= Kinloch baronets of Kinloch (1st creation, 1685) =

scutcheon of the Kinloch baronets of Kinloch, 1st creation

The Kinloch baronetcy, of Kinloch in the County of Fife, was created in the Baronetage of Nova Scotia on 5 September 1685 for David Kinloch, grandson of David Kinloch the physician, by James II and VII in the first year of his reign.

The 2nd Baronet, James Kinloch (died 1744), married Elizabeth Nevay. The 3rd Baronet, Sir James Kinloch (-Nevay), who married Janet Duff, took part in the Jacobite Rising of 1745. He was captured, tried, and condemned to death and the baronetcy and lands were forfeited. Later, he was pardoned. He inherited from his mother, and took Nevay as additional surname.

==Kinloch baronets, of Kinloch (1685)==
- Sir David Kinloch, 1st Baronet (died c. 1700)
- Sir James Kinloch, 2nd Baronet (c. 1680–1744)
- Sir James Kinloch, 3rd Baronet (died 1766)

==Extended family==
The baronetcy was not restored, but the Kinloch lands were bought by friends and passed back to the family.
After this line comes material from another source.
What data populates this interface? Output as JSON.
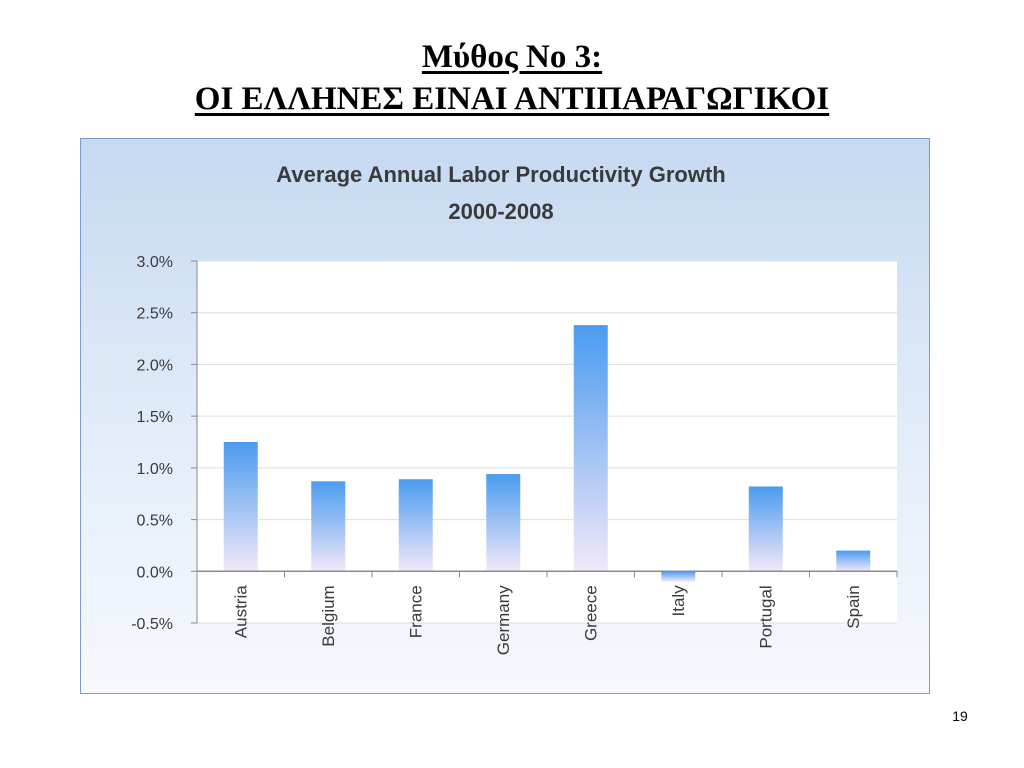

The 3rd Baronet's son, William Kinloch (born c. 1735), sold the Kinloch estate to his cousin George Oliphant Kinloch, grandson of James Kinloch, younger brother of the 1st Baronet.

George Oliphant Kinloch's son George Kinloch, a politician, fled to France in 1819, after advocating reform and suffering outlawry under Scottish law. He later returned to Britain and became the first representative for Dundee in the House of Commons in 1832. His son was the 1st Baronet of the 1873 creation.